Our findings show that there is a significant correlation between the CDH1 promoter methylation levels and cancer progression hallmarks, such as, the clinical stage, nodal involvement, tumor size, and histological grade. Also Jung et al. and Sebova et al. have reported a significant correlation between CDH1 promoter methylation and nodal involvement.[1022] In contrast, Swift-Scanlan and coworkers have claimed that there is no significant association between CDH1 methylation and lymph node metastasis.[23] Rasti and colleagues have also shown that there is a significant association between CDH1 promoter methylation and tumor size.[16]

In our study, no significant correlation was seen between methylation levels and distant metastasis, although Sebova and coworkers have suggested that highly methylated CDH1 can help in identifying metastatic tumors.[10] Also, in our study no significant difference was observed in the methylation levels of various cancer types.

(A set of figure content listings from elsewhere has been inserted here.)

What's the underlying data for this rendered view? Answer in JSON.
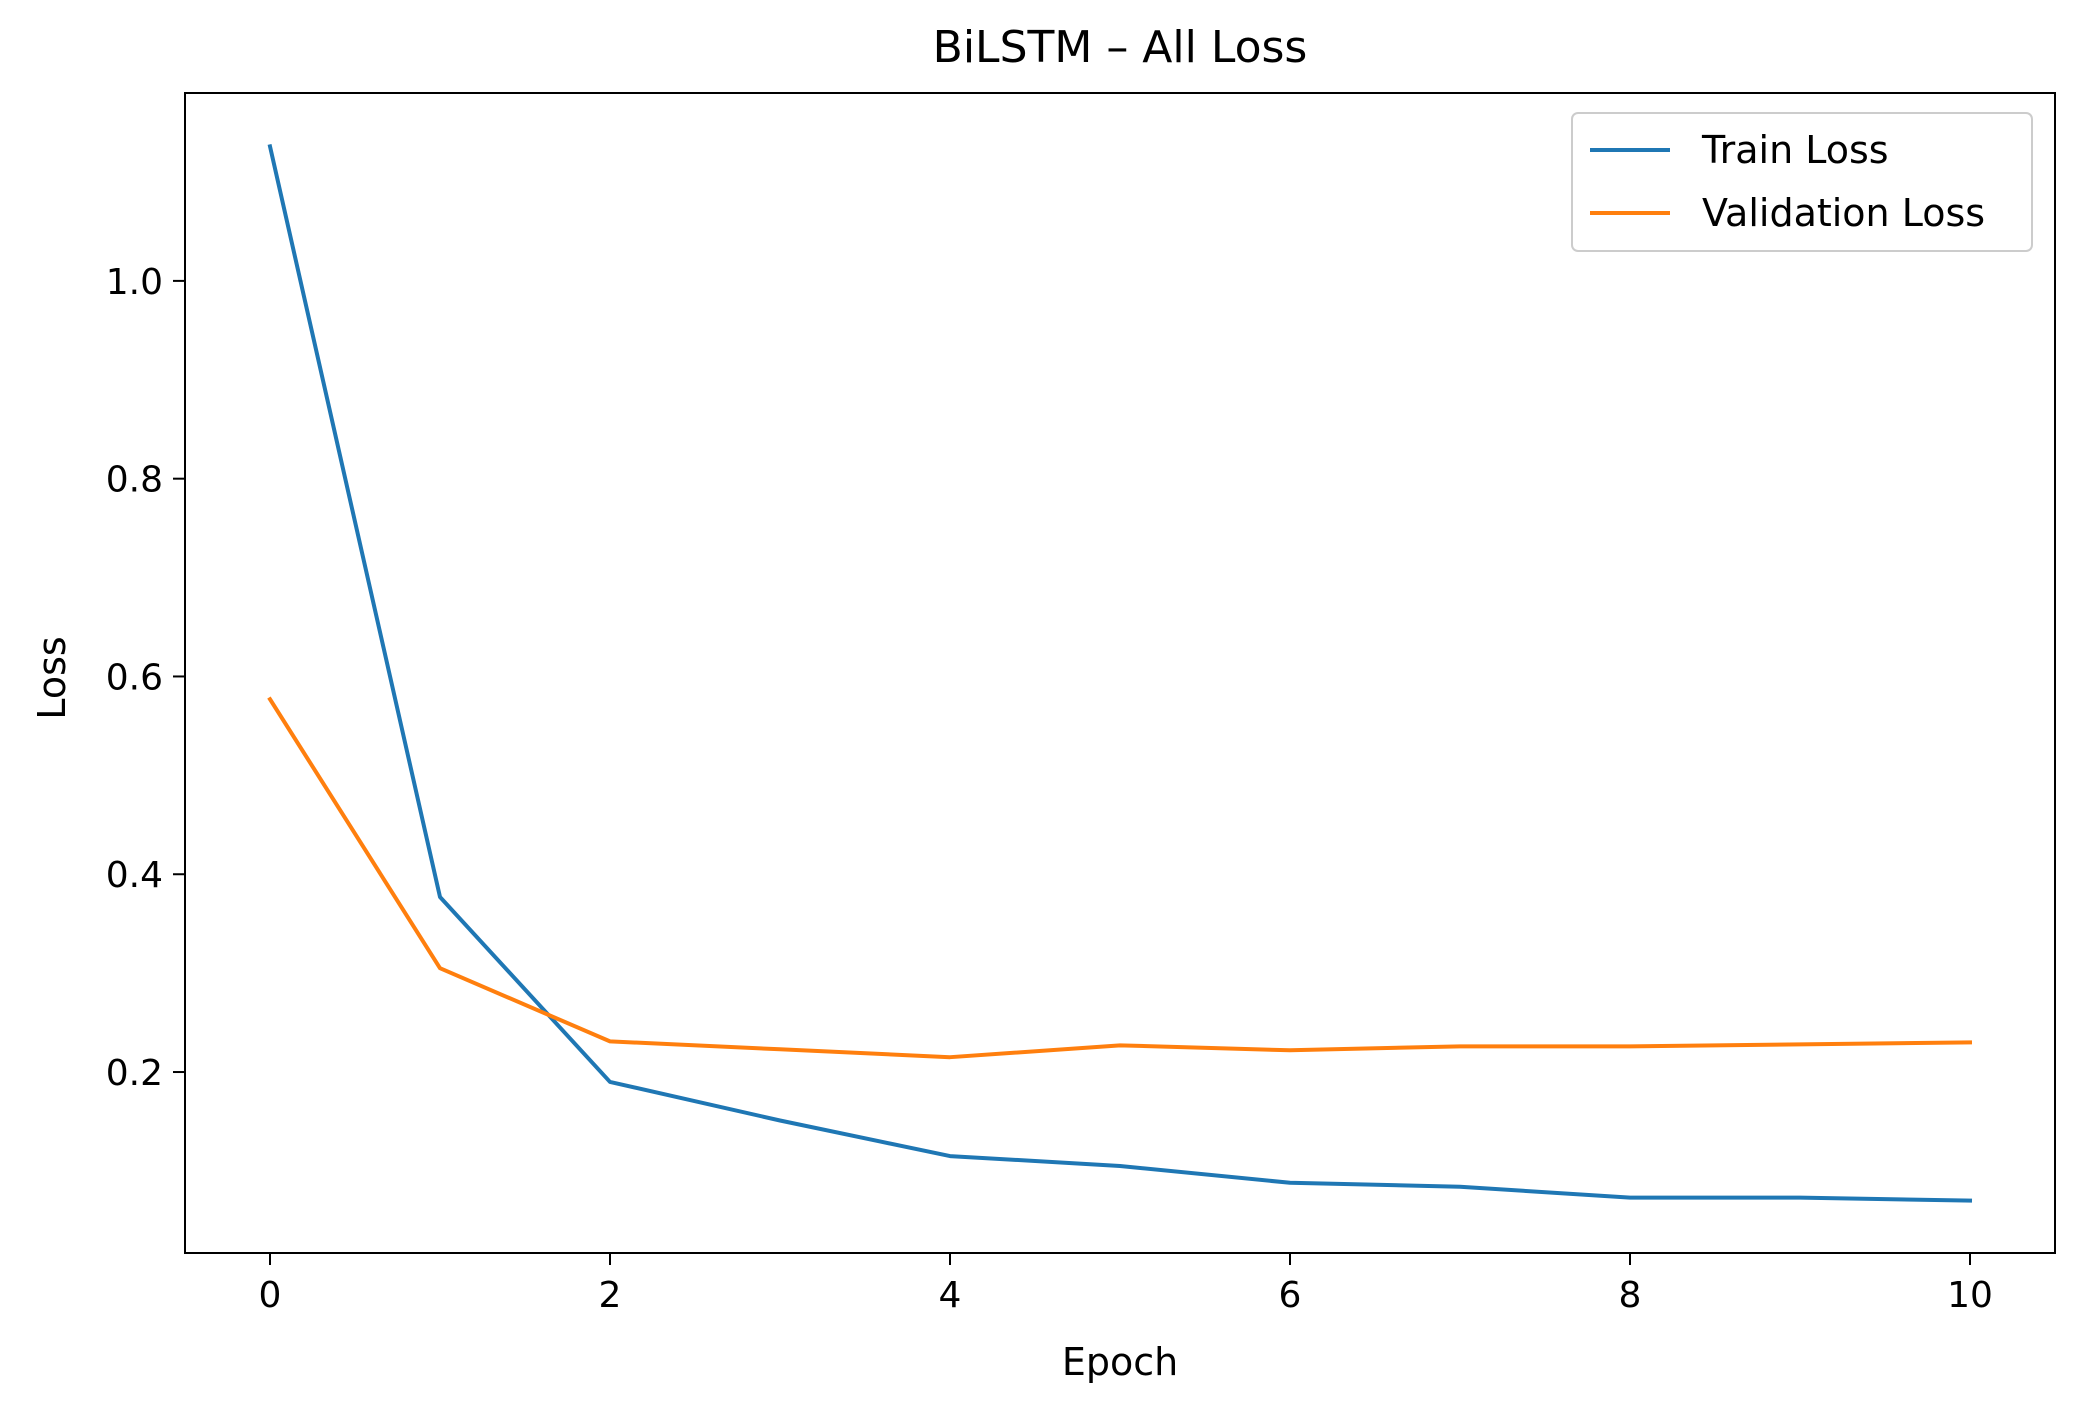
{
  "chart_data": {
    "type": "line",
    "title": "BiLSTM – All Loss",
    "xlabel": "Epoch",
    "ylabel": "Loss",
    "x": [
      0,
      1,
      2,
      3,
      4,
      5,
      6,
      7,
      8,
      9,
      10
    ],
    "xlim": [
      -0.5,
      10.5
    ],
    "ylim": [
      0.017,
      1.19
    ],
    "xticks": [
      "0",
      "2",
      "4",
      "6",
      "8",
      "10"
    ],
    "yticks": [
      "0.2",
      "0.4",
      "0.6",
      "0.8",
      "1.0"
    ],
    "grid": false,
    "legend_position": "top-right",
    "series": [
      {
        "name": "Train Loss",
        "color": "#1f77b4",
        "values": [
          1.136,
          0.377,
          0.19,
          0.151,
          0.115,
          0.105,
          0.088,
          0.084,
          0.073,
          0.073,
          0.07
        ]
      },
      {
        "name": "Validation Loss",
        "color": "#ff7f0e",
        "values": [
          0.577,
          0.305,
          0.231,
          0.223,
          0.215,
          0.227,
          0.222,
          0.226,
          0.226,
          0.228,
          0.23
        ]
      }
    ]
  }
}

In contrast, Hoque and colleagues have demonstrated that the CDH1 methylation level is significantly higher in IDC patients as compared to the preinvasive lesions and have suggested that CDH1 methylation may be an important step in the progression of breast ductal carcinomas.[24]

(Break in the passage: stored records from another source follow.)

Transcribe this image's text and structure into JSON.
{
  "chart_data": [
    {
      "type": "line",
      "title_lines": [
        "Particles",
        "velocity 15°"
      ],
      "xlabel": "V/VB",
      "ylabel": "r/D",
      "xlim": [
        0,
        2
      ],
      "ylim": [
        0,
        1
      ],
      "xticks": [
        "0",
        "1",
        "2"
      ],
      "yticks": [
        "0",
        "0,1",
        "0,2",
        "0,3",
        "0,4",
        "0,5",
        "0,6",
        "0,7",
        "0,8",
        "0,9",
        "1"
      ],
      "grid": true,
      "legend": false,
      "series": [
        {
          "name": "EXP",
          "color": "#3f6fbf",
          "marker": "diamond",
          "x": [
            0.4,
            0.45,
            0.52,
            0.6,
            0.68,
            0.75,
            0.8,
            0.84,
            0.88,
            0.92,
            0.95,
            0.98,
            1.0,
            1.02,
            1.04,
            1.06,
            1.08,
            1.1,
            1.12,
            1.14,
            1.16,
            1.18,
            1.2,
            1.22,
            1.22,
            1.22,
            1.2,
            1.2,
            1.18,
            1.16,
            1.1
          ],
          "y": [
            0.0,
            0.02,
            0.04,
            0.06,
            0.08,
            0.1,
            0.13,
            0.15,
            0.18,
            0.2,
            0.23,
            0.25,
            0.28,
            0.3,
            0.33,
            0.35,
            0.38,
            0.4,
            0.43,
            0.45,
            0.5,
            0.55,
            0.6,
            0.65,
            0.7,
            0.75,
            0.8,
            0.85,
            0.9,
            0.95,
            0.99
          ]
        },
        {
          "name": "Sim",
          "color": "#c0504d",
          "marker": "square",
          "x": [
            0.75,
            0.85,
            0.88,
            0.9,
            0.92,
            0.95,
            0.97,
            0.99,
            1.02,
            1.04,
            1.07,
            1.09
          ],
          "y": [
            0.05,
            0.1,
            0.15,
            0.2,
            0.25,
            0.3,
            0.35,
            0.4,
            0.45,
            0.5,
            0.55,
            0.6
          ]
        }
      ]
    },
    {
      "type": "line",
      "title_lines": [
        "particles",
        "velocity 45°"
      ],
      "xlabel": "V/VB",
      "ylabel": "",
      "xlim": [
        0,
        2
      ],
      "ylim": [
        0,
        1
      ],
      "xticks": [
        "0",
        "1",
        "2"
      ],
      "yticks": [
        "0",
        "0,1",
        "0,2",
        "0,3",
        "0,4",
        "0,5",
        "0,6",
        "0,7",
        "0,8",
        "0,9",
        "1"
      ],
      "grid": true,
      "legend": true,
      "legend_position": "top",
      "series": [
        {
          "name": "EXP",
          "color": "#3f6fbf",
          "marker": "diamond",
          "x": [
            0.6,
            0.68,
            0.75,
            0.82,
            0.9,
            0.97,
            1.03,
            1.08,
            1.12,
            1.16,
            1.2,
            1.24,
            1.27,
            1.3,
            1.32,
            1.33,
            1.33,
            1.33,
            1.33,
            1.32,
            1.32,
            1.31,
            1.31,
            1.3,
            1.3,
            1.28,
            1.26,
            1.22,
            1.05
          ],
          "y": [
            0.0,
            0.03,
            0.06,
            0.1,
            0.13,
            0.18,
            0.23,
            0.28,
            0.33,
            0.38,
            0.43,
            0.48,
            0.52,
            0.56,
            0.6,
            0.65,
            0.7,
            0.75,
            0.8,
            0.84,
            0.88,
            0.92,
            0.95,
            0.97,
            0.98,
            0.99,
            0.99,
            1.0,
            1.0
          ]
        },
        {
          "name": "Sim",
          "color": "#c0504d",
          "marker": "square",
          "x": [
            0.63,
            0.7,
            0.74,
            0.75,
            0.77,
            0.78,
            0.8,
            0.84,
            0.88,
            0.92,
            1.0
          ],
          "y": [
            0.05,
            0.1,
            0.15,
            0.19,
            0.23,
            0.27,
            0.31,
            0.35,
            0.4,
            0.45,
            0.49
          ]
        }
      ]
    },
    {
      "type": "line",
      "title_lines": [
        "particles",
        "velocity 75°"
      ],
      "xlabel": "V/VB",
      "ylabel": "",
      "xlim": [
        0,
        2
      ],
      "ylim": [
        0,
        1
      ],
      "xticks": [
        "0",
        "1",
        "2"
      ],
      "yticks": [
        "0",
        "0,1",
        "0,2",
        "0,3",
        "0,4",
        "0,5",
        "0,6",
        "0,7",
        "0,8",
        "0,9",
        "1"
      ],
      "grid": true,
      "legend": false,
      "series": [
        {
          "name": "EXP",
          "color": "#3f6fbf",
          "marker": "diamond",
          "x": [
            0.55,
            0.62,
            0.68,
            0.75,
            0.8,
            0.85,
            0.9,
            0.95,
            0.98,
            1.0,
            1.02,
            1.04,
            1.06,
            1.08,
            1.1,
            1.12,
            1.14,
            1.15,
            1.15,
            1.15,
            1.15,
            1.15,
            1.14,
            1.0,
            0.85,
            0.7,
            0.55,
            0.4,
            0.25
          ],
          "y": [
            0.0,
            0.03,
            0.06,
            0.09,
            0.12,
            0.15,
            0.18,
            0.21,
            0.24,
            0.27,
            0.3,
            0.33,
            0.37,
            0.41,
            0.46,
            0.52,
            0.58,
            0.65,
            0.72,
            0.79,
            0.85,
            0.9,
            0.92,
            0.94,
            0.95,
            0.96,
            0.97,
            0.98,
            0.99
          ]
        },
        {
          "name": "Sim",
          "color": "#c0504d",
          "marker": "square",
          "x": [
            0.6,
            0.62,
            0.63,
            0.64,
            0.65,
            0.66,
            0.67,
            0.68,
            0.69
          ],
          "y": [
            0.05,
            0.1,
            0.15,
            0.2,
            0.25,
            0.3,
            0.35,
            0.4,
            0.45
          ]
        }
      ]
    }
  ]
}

Also, no significant correlation was seen between the methylation levels and patients’ age and gender in the present study. However Rasti and coworkers have shown that CDH1 methylation may be associated with younger age. They have reported that CDH1 methylation might be slightly (P = 0.073) correlated with the patients’ age.[16] Consistent with our result, Calderia and colleagues have shown that the CDH1 methylation pattern is not correlated with the age of patients at diagnosis suggesting that it is not an age-related methylation change.[1]

In conclusion, hypermethylation of the CDH1 gene might be used as a biological marker for breast cancer and it would be worthy if we could investigate CDH1 promoter methylation quantitatively to serve as a diagnostic and prognostic tool in breast cancer. Also D-HRMA could be used as a fast, cost-effective, and reliable method for the quantitation of promoter methylation in breast cancer.